FRISBEE golf and foot golf have ‘taken off’ at Central Park since they have been added to the existing pitch-and-putt course according to new co-leaseholder Ian Marshall.
Ian Marshall next to one of the Disc Golf holes at Central Park
Disc golf putting tips from Flyers disc golf.
Marshall is one of three professionals who won the tender to run the council-owned nine-hole course this year, together with Jez Wilmott and Scott MacAskill.
Disc Golf, as it is properly known, involves throwing a frisbee into an upright target which has chains dangling down to catch the disc, while Foot Golf is a more recognisable version of golf – just with bigger holes to kick a ball into.
Having taken over the lease in April, Marshall said he had been surprised just how many people had already come through the course to play one of the sports on offer.
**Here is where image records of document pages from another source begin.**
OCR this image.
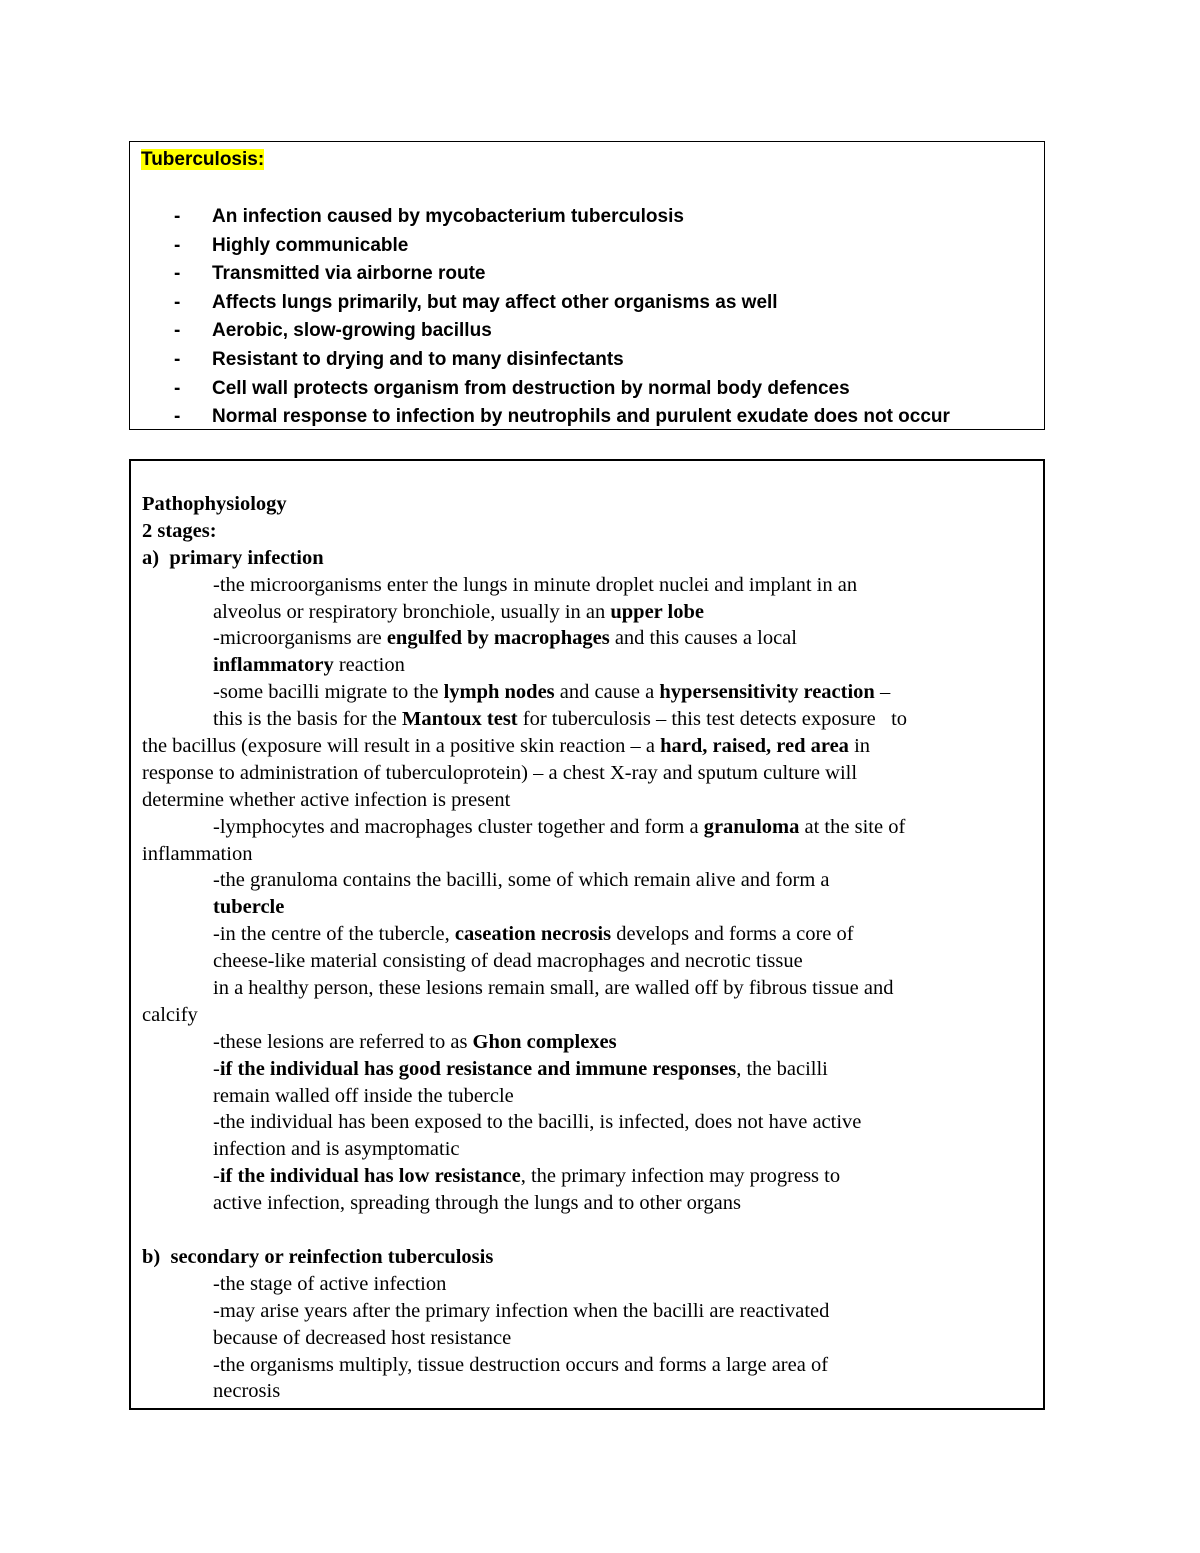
Tuberculosis:
- An infection caused by mycobacterium tuberculosis
- Highly communicable
- Transmitted via airborne route
- Affects lungs primarily, but may affect other organisms as well
- Aerobic, slow-growing bacillus
- Resistant to drying and to many disinfectants
- Cell wall protects organism from destruction by normal body defences
- Normal response to infection by neutrophils and purulent exudate does not occur
Pathophysiology
2 stages:
a)  primary infection
-the microorganisms enter the lungs in minute droplet nuclei and implant in an
alveolus or respiratory bronchiole, usually in an upper lobe
-microorganisms are engulfed by macrophages and this causes a local
inflammatory reaction
-some bacilli migrate to the lymph nodes and cause a hypersensitivity reaction –
this is the basis for the Mantoux test for tuberculosis – this test detects exposure   to
the bacillus (exposure will result in a positive skin reaction – a hard, raised, red area in
response to administration of tuberculoprotein) – a chest X-ray and sputum culture will
determine whether active infection is present
-lymphocytes and macrophages cluster together and form a granuloma at the site of
inflammation
-the granuloma contains the bacilli, some of which remain alive and form a
tubercle
-in the centre of the tubercle, caseation necrosis develops and forms a core of
cheese-like material consisting of dead macrophages and necrotic tissue
in a healthy person, these lesions remain small, are walled off by fibrous tissue and
calcify
-these lesions are referred to as Ghon complexes
-if the individual has good resistance and immune responses, the bacilli
remain walled off inside the tubercle
-the individual has been exposed to the bacilli, is infected, does not have active
infection and is asymptomatic
-if the individual has low resistance, the primary infection may progress to
active infection, spreading through the lungs and to other organs
b)  secondary or reinfection tuberculosis
-the stage of active infection
-may arise years after the primary infection when the bacilli are reactivated
because of decreased host resistance
-the organisms multiply, tissue destruction occurs and forms a large area of
necrosis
“The Foot Golf has really taken off,” he said. “We’re delighted with it to be honest.
“We’ve got some upgrades on the course and had done a large leaflet drop, but we’ve been surprised at how many people we’ve had already.”
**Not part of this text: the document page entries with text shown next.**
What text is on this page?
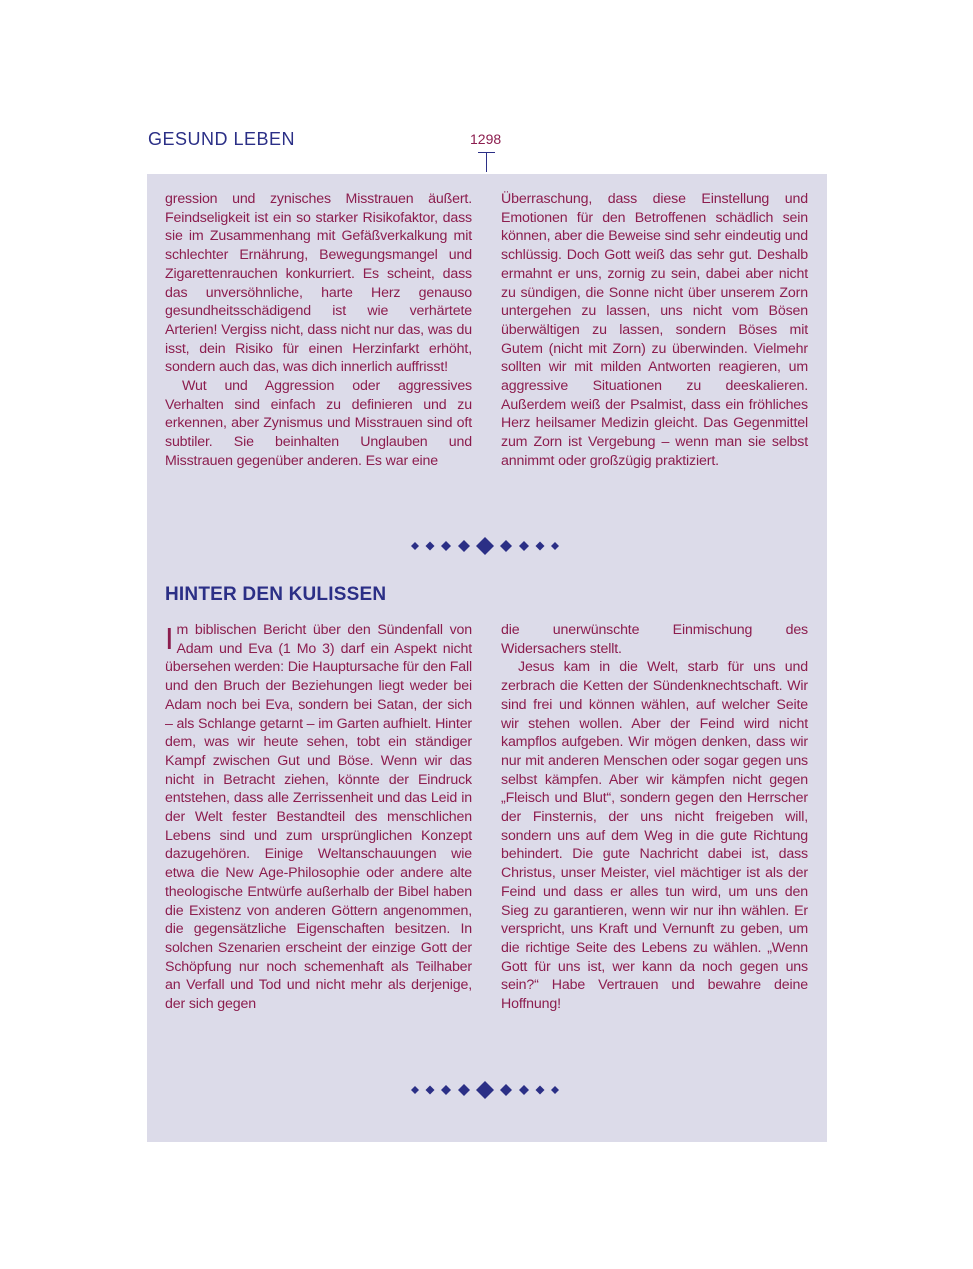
GESUND LEBEN	1298

gression und zynisches Misstrauen äußert. Feindseligkeit ist ein so starker Risikofaktor, dass sie im Zusammenhang mit Gefäßverkalkung mit schlechter Ernährung, Bewegungsmangel und Zigarettenrauchen konkurriert. Es scheint, dass das unversöhnliche, harte Herz genauso gesundheitsschädigend ist wie verhärtete Arterien! Vergiss nicht, dass nicht nur das, was du isst, dein Risiko für einen Herzinfarkt erhöht, sondern auch das, was dich innerlich auffrisst!

Wut und Aggression oder aggressives Verhalten sind einfach zu definieren und zu erkennen, aber Zynismus und Misstrauen sind oft subtiler. Sie beinhalten Unglauben und Misstrauen gegenüber anderen. Es war eine

Überraschung, dass diese Einstellung und Emotionen für den Betroffenen schädlich sein können, aber die Beweise sind sehr eindeutig und schlüssig. Doch Gott weiß das sehr gut. Deshalb ermahnt er uns, zornig zu sein, dabei aber nicht zu sündigen, die Sonne nicht über unserem Zorn untergehen zu lassen, uns nicht vom Bösen überwältigen zu lassen, sondern Böses mit Gutem (nicht mit Zorn) zu überwinden. Vielmehr sollten wir mit milden Antworten reagieren, um aggressive Situationen zu deeskalieren. Außerdem weiß der Psalmist, dass ein fröhliches Herz heilsamer Medizin gleicht. Das Gegenmittel zum Zorn ist Vergebung – wenn man sie selbst annimmt oder großzügig praktiziert.

HINTER DEN KULISSEN

I m biblischen Bericht über den Sündenfall von Adam und Eva (1 Mo 3) darf ein Aspekt nicht übersehen werden: Die Hauptursache für den Fall und den Bruch der Beziehungen liegt weder bei Adam noch bei Eva, sondern bei Satan, der sich – als Schlange getarnt – im Garten aufhielt. Hinter dem, was wir heute sehen, tobt ein ständiger Kampf zwischen Gut und Böse. Wenn wir das nicht in Betracht ziehen, könnte der Eindruck entstehen, dass alle Zerrissenheit und das Leid in der Welt fester Bestandteil des menschlichen Lebens sind und zum ursprünglichen Konzept dazugehören. Einige Weltanschauungen wie etwa die New Age-Philosophie oder andere alte theologische Entwürfe außerhalb der Bibel haben die Existenz von anderen Göttern angenommen, die gegensätzliche Eigenschaften besitzen. In solchen Szenarien erscheint der einzige Gott der Schöpfung nur noch schemenhaft als Teilhaber an Verfall und Tod und nicht mehr als derjenige, der sich gegen

die unerwünschte Einmischung des Widersachers stellt.

Jesus kam in die Welt, starb für uns und zerbrach die Ketten der Sündenknechtschaft. Wir sind frei und können wählen, auf welcher Seite wir stehen wollen. Aber der Feind wird nicht kampflos aufgeben. Wir mögen denken, dass wir nur mit anderen Menschen oder sogar gegen uns selbst kämpfen. Aber wir kämpfen nicht gegen „Fleisch und Blut“, sondern gegen den Herrscher der Finsternis, der uns nicht freigeben will, sondern uns auf dem Weg in die gute Richtung behindert. Die gute Nachricht dabei ist, dass Christus, unser Meister, viel mächtiger ist als der Feind und dass er alles tun wird, um uns den Sieg zu garantieren, wenn wir nur ihn wählen. Er verspricht, uns Kraft und Vernunft zu geben, um die richtige Seite des Lebens zu wählen. „Wenn Gott für uns ist, wer kann da noch gegen uns sein?“ Habe Vertrauen und bewahre deine Hoffnung!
The trio of professionals may already be recognisable to golfers having spent their careers in Plymouth.
Marshall ran the golf tips column in The Herald – which he is reprising this year – while all three were coaches at the Plymouth Golf Centre on Haye Road.
Branding themselves as ‘GP3 Leisure’ the trio also now run the golf driving range at Boringdon Park and another Disc Golf course at Mt Edgcumbe, which operates from a shop behind the Stables cafe and winds its way through the historic grounds.
“It’s gone from nothing to having a thriving disc golf community because of the location, which is just stunning,” said Marshall.
“People are travelling from all over Europe to play it.”
At Central Park, the infrastructure of the two new sports has been integrated into the existing pitch and putt course so that it is possible to play different formats all at the same time.
“If you turn up with two friends you can all play a different sport at the same time,” he said.
“It’s the same principle as every golf sport, as in it’s the person furthest away from the hole who plays first.
The three ‘holes’ in one area: from left, Disc Golf, Foot Golf, and pitch and putt
Ian Marshall with regulars at the Central Park ‘cafe’ next to the hut
“Obviously the rules are that you don’t play until the person in front of you has left the hole.”
Marshall said an open day is planned for the bear future where people can turn up and have a go, or receive some coaching in any of the sports on offer.
“We’ve got some Disc golfers coming over to show how it’s done,” he said.
“Jez plays in the tournaments and Scott plays too. I don’t, but Jez is really good and can really hold his own.
“But we’ve all been trained to coach it.
“There are specific techniques you need but it’s a quick learning curve and something that almost everyone can play.
“There’s not so much of a steep learning curve as there is with regular golf, and not so many restrictions.
“Pitch and putt golf is thriving and it is a good learning curve for people to go on and join local golf clubs.”
“I am sure the council will be delighted to see so many people taking advantage of the facilities on their land,” he added.
“It’s been miles busier than expected – the Foot Golf has made a difference, and disc golf is really booming. Maybe because of where we are, we’re attracting a few more people down here.
“We’re chuffed and looking forward to getting a few more people through onto the course.”